Technographic data: In many cases the ICP will also look at details of the software technology stack. Technographics capture this and can be used to (dis)qualify accounts according to various criteria. In addition to IntentData.io's Contextual™ technographic data, other sources include HG Insights and Datanyze.
Sales Channel data: A rarely used but hugely powerful type of second party data, sales channel data allows vendors to work hand in glove across their channel ecosystem by sharing activity signals for action and/or enablement and collaboration in both directions. (Dig deeper into how to use intent data with your channel.)
Contact databases: This is the first brick in the sales data stack. Once we know that an account is active, or meets our profile, we need to identify all the members of the likely buying team in order to "surround the account" for ABM or target account sales. Common sources include zoominfo, LeadIQ, Seamless.ai and LinkedIn Sales Navigator.
Having the right data is an important step. But it's not enough. It may not even be the most challenging aspect.
Unifying the data is often the biggest barrier, and orchestrating it the most complex requirement.
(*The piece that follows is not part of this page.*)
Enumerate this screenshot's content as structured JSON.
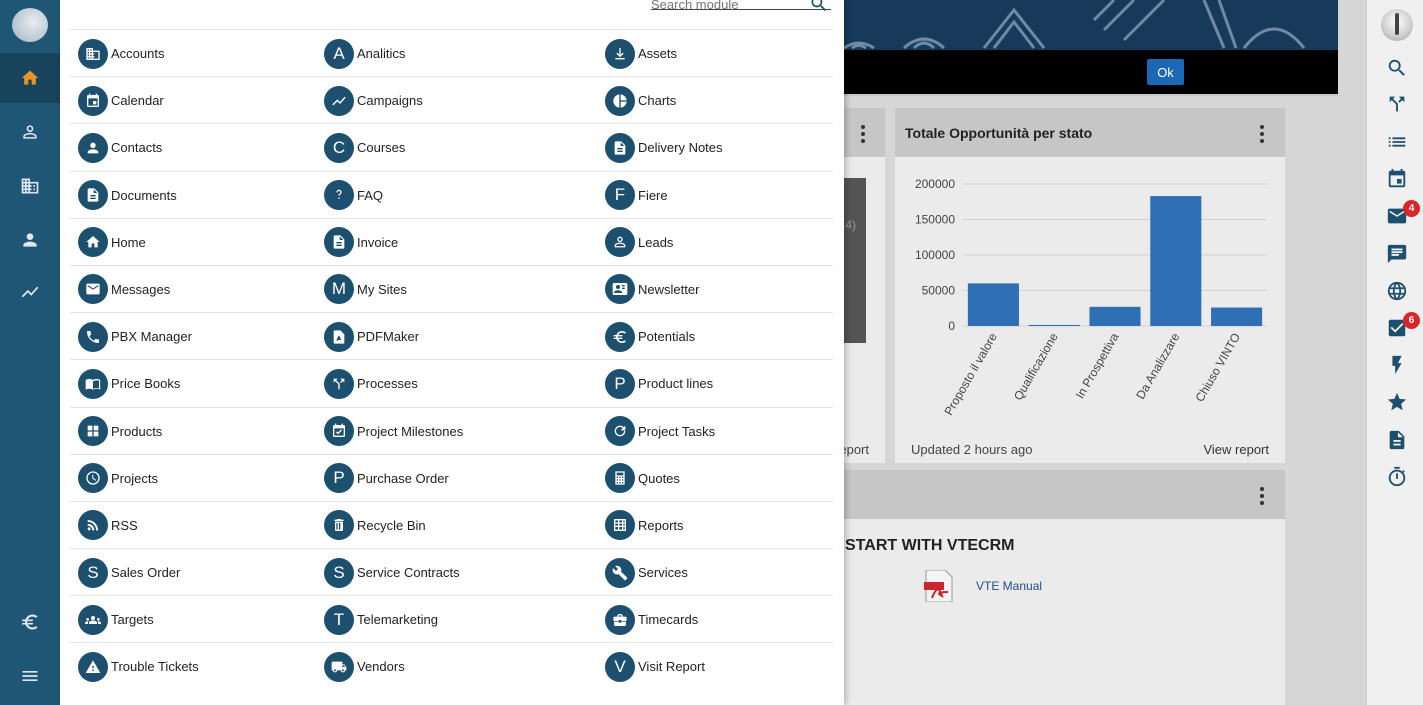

Ingesting, deduping, enriching, and associating data from each source is a challenge which most CRM and marketing automation can't handle. Yet, it's critical because managing the data in disparate silos inherently misses the actionable insight which is found in the intersection of data. It also precludes rich omni-channel orchestration.
To optimize a comprehensive marketing data stack really requires a CDP. Custom objects in CRM or marketing automation can help to visualize some aspects and trigger some actions, but fall short of full optimization.
These are simple examples. The range of capabilities expands with the range of integrated martech.
The CDP helps to unlock the full range or orchestration opportunities across the entire martech and sales tech stack, full customer lifecycles, and account priorities and stages in buying journey.
Using data with indirect sales channel is a big potential use case for big thinking, rapid growth companies with the requisite tech stack.
There's no denying that a full marketing and sales data stack is more expensive than many companies initially budget for "intent data." That's OK. Starting with one or two sources is common. Building the data management infrastructure, including a CDP, takes time and requires resources as well.
The key is to build a roadmap for the full marketing data stack, recognizing that it will be a gradual process.
The marketing data stack in aggregate offers lots of opportunity for personalization, segmentation, messaging and various marketing and sales movements.
It also creates rich opportunities to go further. Enhanced lead-scoring and even propensity to buy modeling are logical extensions of the aggregation of fully integrated insights.
This remains the "Holy Grail" of revenue growth. Imagine the power of resource allocation and accuracy of forecasting that you'd experience if you had reasonable predictive models that told you which accounts actually would buy, when, and which movements had to be executed when and with which member of the buying team to ensure that result.
Thata' a truly optimized sales and marketing data stack!